Every generous act of giving, with every perfect gift, is from above, coming down from the Father of lights, with whom there is no variation or shadow due to change. In fulfillment of his own purpose he gave us birth by the word of truth, so that we would become a kind of first fruits of his creatures. You must understand this, my beloved: let everyone be quick to listen, slow to speak, slow to anger; for your anger does not produce God’s righteousness. Therefore rid yourselves of all sordidness and rank growth of wickedness, and welcome with meekness the implanted word that has the power to save your souls. But be doers of the word, and not merely hearers who deceive themselves. For if any are hearers of the word and not doers, they are like those who look at themselves in a mirror; for they look at themselves and, on going away, immediately forget what they were like.
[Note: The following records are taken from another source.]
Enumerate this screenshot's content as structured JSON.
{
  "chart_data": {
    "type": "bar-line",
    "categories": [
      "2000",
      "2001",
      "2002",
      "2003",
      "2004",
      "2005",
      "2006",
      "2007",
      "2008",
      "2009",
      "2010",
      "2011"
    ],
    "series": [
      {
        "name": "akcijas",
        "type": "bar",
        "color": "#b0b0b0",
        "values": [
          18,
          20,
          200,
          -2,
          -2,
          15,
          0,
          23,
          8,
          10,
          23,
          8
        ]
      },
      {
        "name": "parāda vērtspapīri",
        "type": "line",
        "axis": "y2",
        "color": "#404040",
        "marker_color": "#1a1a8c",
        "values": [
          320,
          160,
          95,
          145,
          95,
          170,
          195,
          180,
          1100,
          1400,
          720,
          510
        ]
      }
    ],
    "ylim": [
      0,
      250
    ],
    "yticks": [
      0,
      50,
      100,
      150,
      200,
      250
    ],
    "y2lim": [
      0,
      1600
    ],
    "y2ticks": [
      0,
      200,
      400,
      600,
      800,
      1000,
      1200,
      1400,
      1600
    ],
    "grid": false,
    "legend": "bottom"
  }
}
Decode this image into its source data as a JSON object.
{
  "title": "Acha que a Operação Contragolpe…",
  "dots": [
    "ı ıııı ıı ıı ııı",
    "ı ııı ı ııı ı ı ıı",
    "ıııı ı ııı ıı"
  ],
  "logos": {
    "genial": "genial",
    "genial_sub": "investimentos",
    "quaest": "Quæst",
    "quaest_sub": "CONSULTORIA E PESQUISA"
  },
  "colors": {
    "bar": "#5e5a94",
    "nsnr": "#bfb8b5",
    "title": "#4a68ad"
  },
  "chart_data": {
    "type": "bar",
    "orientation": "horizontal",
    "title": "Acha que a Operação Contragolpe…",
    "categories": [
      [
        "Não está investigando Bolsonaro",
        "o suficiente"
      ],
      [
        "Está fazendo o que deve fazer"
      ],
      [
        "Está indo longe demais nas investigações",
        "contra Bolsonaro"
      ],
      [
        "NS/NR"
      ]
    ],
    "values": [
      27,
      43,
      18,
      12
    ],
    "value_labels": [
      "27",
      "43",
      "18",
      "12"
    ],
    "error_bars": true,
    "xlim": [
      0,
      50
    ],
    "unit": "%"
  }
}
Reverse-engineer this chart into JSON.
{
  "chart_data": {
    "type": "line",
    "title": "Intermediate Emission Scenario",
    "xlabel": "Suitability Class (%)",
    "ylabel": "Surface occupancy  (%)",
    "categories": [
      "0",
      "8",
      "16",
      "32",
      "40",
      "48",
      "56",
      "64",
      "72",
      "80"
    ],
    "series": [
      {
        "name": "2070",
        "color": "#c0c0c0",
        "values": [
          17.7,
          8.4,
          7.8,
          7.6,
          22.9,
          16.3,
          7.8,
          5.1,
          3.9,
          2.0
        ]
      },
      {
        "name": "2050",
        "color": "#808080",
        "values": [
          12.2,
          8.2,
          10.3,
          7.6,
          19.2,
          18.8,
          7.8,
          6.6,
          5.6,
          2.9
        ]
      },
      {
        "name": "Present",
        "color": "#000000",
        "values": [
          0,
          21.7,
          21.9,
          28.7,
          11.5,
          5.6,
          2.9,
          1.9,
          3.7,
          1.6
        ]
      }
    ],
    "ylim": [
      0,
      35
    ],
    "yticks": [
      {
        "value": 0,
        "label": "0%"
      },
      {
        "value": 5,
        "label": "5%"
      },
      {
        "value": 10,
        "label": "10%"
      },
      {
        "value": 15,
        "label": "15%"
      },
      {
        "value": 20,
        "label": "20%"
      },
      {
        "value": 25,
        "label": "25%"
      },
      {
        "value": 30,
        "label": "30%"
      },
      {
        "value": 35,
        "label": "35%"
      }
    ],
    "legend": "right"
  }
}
But those who look into the perfect law, the law of liberty, and persevere, being not hearers who forget but doers who act—they will be blessed in their doing. If any think they are religious, and do not bridle their tongues but deceive their hearts, their religion is worthless. Religion that is pure and undefiled before God, the Father, is this: to care for orphans and widows in their distress, and to keep oneself unstained by the world.

 

Mark 7:1-8, 14-15, 21-23

Now when the Pharisees and some of the scribes who had come from Jerusalem gathered around Jesus, they noticed that some of his disciples were eating with defiled hands, that is, without washing them. (For the Pharisees, and all the Jews, do not eat unless they thoroughly wash their hands, thus observing the tradition of the elders; and they do not eat anything from the market unless they wash it; and there are also many other traditions that they observe, the washing of cups, pots, and bronze kettles.) So the Pharisees and the scribes asked him, “Why do your disciples not live according to the tradition of the elders, but eat with defiled hands?” He said to them, “Isaiah prophesied rightly about you hypocrites, as it is written, ‘This people honors me with their lips, but their hearts are far from me; in vain do they worship me, teaching human precepts as doctrines.’ You abandon the commandment of God and hold to human tradition.” Then he called the crowd again and said to them, “Listen to me, all of you, and understand: there is nothing outside a person that by going in can defile, but the things that come out are what defile. For it is from within, from the human heart, that evil intentions come: fornication, theft, murder, adultery, avarice, wickedness, deceit, licentiousness, envy, slander, pride, folly. All these evil things come from within, and they defile a person.”